As far as I can tell, these policies went ahead because much of the Federal government did not grasp the full extent of the opioid epidemic. The Federal Register (the daily publication of US government agencies), reveals the Federal priorities at the time. Every 10,000 pages published between 2009 and 2016 had only six documents mentioning “opioid,” “opioids,” or “opiate.” In contrast, the same 10,000 pages had nearly 40 documents mentioning “climate change.” As recently as 2013 – the third consecutive year in which the death rate was almost triple normal levels – the Congressional Record mentions “climate change” 27 times more often than “opioid” or “opioids.”

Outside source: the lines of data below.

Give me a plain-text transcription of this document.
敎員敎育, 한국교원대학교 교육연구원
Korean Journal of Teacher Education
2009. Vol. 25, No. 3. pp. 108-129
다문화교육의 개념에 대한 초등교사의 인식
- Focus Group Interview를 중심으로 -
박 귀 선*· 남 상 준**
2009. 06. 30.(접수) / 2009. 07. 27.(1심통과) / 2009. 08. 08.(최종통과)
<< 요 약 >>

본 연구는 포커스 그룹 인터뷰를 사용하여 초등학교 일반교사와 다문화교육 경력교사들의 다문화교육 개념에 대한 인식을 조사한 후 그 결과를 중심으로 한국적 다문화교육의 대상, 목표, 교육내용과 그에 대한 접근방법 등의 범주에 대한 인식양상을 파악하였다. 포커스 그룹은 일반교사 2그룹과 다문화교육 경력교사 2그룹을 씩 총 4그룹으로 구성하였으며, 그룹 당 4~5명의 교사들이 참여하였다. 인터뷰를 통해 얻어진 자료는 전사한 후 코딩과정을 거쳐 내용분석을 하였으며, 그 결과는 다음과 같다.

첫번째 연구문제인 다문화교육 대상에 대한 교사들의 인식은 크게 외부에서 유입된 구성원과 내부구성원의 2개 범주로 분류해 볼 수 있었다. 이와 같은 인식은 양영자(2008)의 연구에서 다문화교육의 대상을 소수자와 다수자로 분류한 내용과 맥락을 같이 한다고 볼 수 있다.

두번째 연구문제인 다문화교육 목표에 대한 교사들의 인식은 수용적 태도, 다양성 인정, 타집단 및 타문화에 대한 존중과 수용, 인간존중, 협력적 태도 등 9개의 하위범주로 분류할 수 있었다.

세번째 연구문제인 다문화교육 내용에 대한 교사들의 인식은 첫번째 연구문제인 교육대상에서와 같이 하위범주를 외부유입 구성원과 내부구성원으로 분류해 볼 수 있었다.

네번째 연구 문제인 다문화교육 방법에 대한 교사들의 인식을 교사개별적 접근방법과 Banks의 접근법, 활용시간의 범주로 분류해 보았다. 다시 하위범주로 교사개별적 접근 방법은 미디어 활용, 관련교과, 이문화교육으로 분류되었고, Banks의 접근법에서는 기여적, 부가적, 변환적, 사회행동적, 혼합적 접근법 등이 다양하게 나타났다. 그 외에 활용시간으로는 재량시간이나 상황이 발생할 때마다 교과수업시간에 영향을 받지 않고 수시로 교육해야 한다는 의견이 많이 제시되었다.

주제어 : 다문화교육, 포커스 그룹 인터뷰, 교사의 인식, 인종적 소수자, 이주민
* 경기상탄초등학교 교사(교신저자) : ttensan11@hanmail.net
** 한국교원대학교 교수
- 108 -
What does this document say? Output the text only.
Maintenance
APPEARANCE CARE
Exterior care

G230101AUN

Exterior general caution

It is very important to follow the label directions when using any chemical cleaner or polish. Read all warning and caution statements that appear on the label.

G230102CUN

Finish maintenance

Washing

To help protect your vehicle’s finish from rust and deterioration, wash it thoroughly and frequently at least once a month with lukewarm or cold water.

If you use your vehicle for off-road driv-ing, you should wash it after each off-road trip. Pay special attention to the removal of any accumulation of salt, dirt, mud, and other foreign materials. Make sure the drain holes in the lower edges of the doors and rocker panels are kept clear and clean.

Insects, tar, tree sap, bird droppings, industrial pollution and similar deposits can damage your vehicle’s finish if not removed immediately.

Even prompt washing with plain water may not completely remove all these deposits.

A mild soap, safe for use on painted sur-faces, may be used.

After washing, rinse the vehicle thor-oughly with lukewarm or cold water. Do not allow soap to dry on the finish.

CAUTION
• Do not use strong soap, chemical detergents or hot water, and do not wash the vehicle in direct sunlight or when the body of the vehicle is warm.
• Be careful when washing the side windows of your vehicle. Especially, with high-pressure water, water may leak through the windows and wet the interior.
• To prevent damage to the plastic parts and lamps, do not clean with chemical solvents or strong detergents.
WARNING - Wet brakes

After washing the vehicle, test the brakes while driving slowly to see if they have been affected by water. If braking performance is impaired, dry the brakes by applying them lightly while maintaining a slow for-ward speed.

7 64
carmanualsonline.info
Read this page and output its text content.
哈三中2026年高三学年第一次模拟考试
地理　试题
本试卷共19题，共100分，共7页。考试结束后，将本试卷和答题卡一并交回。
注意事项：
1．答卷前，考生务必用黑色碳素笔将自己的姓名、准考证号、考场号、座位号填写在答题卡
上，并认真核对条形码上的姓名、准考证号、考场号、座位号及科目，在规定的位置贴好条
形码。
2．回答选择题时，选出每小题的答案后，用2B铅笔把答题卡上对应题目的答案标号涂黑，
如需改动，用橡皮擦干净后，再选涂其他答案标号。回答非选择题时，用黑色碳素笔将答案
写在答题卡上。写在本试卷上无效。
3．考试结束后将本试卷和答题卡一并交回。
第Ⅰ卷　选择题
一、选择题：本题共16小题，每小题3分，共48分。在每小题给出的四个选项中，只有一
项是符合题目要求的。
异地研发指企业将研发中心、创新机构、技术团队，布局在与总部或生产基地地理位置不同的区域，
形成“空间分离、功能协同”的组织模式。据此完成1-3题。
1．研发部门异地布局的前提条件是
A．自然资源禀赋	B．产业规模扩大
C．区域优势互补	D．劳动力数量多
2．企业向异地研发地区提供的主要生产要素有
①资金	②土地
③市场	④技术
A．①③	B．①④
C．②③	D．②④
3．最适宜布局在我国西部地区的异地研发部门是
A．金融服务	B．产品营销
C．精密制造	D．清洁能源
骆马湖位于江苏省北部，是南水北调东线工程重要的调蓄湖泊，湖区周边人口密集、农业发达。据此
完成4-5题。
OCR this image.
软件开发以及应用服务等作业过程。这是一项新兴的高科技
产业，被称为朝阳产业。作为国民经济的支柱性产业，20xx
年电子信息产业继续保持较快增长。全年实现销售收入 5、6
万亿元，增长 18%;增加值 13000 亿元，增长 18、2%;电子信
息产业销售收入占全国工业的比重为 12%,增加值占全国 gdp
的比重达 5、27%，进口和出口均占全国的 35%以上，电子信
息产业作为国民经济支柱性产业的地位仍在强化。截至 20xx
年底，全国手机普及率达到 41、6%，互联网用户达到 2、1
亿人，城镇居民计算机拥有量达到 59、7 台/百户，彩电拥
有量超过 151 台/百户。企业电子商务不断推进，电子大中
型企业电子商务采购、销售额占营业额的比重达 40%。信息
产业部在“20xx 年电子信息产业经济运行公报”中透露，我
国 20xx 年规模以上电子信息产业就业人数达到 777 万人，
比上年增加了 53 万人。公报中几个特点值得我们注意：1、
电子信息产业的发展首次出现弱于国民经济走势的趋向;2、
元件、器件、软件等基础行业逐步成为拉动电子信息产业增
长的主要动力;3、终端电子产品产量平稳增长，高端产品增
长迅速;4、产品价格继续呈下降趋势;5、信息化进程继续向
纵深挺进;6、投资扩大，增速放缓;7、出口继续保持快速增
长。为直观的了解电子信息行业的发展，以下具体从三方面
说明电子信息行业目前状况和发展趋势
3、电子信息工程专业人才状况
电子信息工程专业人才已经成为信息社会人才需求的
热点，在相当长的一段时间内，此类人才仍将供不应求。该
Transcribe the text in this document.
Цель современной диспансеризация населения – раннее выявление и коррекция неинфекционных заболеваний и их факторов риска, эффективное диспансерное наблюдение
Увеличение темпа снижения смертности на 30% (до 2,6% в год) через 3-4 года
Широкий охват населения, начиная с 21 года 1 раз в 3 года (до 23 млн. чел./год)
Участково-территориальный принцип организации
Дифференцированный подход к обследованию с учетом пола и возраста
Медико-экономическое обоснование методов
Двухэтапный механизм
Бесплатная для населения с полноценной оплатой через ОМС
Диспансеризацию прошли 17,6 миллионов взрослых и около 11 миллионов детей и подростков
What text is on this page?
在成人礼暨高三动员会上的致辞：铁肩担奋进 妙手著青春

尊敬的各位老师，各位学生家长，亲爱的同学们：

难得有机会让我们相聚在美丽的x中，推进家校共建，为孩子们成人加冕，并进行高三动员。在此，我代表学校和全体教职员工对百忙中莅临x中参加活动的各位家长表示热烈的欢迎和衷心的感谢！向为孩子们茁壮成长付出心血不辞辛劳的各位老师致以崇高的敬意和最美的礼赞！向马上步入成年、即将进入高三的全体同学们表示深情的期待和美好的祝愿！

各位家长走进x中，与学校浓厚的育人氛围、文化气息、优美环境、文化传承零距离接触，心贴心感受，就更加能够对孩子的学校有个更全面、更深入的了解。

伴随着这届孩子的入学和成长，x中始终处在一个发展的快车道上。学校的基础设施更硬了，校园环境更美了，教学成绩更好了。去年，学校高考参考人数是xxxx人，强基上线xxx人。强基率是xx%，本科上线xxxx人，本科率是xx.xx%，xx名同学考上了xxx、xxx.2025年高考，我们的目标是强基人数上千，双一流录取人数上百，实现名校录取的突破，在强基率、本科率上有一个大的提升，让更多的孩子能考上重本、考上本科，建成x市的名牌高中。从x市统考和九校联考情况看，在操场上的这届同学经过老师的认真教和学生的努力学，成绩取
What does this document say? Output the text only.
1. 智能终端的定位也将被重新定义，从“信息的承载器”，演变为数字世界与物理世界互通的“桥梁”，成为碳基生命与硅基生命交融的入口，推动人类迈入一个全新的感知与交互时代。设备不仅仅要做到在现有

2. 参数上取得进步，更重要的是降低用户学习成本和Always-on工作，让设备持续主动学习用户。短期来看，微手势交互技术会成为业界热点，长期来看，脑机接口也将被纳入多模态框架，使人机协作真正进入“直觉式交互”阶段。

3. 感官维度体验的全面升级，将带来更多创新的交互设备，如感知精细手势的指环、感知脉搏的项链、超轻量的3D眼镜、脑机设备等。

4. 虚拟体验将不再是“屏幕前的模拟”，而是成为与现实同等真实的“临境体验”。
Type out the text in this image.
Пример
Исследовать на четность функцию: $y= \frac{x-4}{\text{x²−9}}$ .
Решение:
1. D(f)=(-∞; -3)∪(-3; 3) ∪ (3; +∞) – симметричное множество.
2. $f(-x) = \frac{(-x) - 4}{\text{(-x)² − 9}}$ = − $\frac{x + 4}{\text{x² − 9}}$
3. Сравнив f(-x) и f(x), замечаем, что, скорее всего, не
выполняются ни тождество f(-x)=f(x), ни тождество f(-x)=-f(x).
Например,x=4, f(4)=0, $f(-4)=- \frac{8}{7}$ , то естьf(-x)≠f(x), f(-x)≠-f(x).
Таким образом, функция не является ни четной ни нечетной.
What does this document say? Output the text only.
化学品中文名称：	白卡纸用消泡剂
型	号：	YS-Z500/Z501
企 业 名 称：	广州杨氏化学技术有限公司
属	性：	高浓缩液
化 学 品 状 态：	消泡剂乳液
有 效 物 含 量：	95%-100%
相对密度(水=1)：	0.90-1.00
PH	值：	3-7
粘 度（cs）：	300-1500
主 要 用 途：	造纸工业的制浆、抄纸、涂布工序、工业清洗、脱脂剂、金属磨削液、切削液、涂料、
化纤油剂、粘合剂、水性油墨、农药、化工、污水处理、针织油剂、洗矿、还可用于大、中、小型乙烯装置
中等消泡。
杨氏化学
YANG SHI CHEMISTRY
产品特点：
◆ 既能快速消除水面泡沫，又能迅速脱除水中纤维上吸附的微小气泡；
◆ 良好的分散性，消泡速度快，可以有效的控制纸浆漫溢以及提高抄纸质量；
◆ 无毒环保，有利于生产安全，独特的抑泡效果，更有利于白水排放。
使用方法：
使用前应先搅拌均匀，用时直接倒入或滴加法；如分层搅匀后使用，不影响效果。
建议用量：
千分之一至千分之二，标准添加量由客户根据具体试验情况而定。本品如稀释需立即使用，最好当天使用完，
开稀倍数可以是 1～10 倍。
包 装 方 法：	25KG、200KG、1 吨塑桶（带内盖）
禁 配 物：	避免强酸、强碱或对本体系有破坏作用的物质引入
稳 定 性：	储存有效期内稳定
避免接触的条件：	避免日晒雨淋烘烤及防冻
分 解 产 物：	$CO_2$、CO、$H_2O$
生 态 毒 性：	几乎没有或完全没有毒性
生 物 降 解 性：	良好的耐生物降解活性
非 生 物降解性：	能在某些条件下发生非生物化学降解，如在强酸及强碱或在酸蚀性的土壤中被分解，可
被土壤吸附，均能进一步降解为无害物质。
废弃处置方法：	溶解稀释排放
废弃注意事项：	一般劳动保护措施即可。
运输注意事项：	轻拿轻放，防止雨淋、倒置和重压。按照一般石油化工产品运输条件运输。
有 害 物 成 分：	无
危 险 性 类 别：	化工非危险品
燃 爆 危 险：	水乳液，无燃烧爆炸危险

Regardless of whether the government increases subsidies or cuts taxes, the result is lower prices paid by the opioid consumer, making opioid addiction more affordable. The CEA’s recently released 2020 Economic Report of the President estimates that, adjusted for inflation, out-of-pocket prices for prescription opioids fell by a factor of five between 2001 and 2010. (CEA’s price data is graphed below.) More recently, the quality-adjusted price of illicit opioids fell by at least a factor of two.
Studies have shown that opioids and other addictive substances obey the law of demand: lower prices mean more demand. If nothing else, the reduced prices for opioids have sharply increased the number of people who can afford an opioid addiction. CEA estimates that lower prescription opioid prices explain 31 to 83 percent of the increase in the death rate from 2001 to 2010 involving prescription opioids. This estimate does not include the additional effects of subsidies for benzos or hospitals, or the effects of reduced heroin prices since 2010.
Without the new subsidies supporting opioid addiction, the number of fatalities from opioid overdoses would be significantly lower, and maybe it wouldn’t even be called an “epidemic.”